Eating in San Marino is nearly identical to dining in Italy, which is similar to most of Europe. Whether you are eating at a local restaurant or invited to a local's home, take your time, you aren't expected to arrive any earlier than 15-30 minutes late. Perhaps you can occupy that extra time by stopping somewhere to pick up a gift for your host; chocolate is probably the best choice as the locals take great pride in their wines and getting the wrong bottle isn't a good idea. Once you arrive and find a seat (your host may or may not direct you to a chair), wait until your host sits down before getting too comfortable and once seated, remember to keep your hands above the table at all times, but don't put your elbows on the table.

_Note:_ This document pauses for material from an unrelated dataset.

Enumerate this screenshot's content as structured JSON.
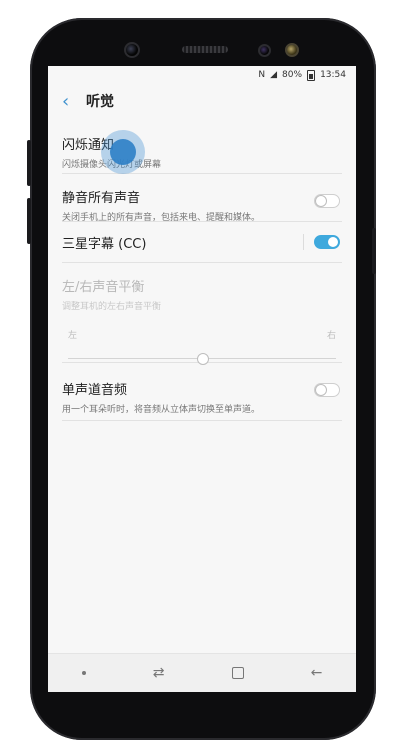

Once the food arrives, be sure to take a small portion at first, as you'll most likely be offered seconds and taking them will be a great compliment to your host. Before beginning though, follow your host's lead as you should not eat or drink until your host does and this may not start until after a toast. As you dine, be sure to eat in the continental style (knife in the right hand, fork in the left), and leave your wine glass at least half full if you've finished drinking (otherwise it will be topped off).

As you finish your first plate, wait for your host to offer you more food and be sure to accept as this is a great compliment to the chef. If you truly are finished eating, it may take turning down additional food a couple times before your host is finally convinced that you are done, even if you do place your fork and knife together at the 5:00 o'clock position to symbolize that you have finished.

If you're at a restaurant, getting the bill at the end of the meal is a challenge; it will not be given to you until you ask for it, no matter how long you remain seated. If you invited your guests, be prepared to pay for everyone's meals, whereas if you are the invited guest, offer to pay, but expect to be turned down.

Tipping in San Marino is optional if there is a service charge included in your bill (which it often is). If no service charge is included or if service was superb, a tip of about 5-10% is appreciated.

Drinks

San Marino has nearly ever common non-alcoholic beverage available, including juices, soft drinks, tea, and coffee, although none are particularly authentic to the region. Perhaps coffee and cappuccino are among the most popular of these drinks.

On the alcoholic side, wine dominates San Marino and the two most commonly produced wines are sangiovese, a red wine and biancale, a white wine. In addition to these two local products, other wines are also popular, particularly Italian wines, although there is a strong preference for drinking the local wines. Beers and hard liquors, including many international brands are also available.

Generally speaking, the tap water is safe to drink in San Marino, but check with locals for any particular regional differences. Also, many people may have troubles adjusting to the local tap water, as it will most certainly be different from what your system is used to.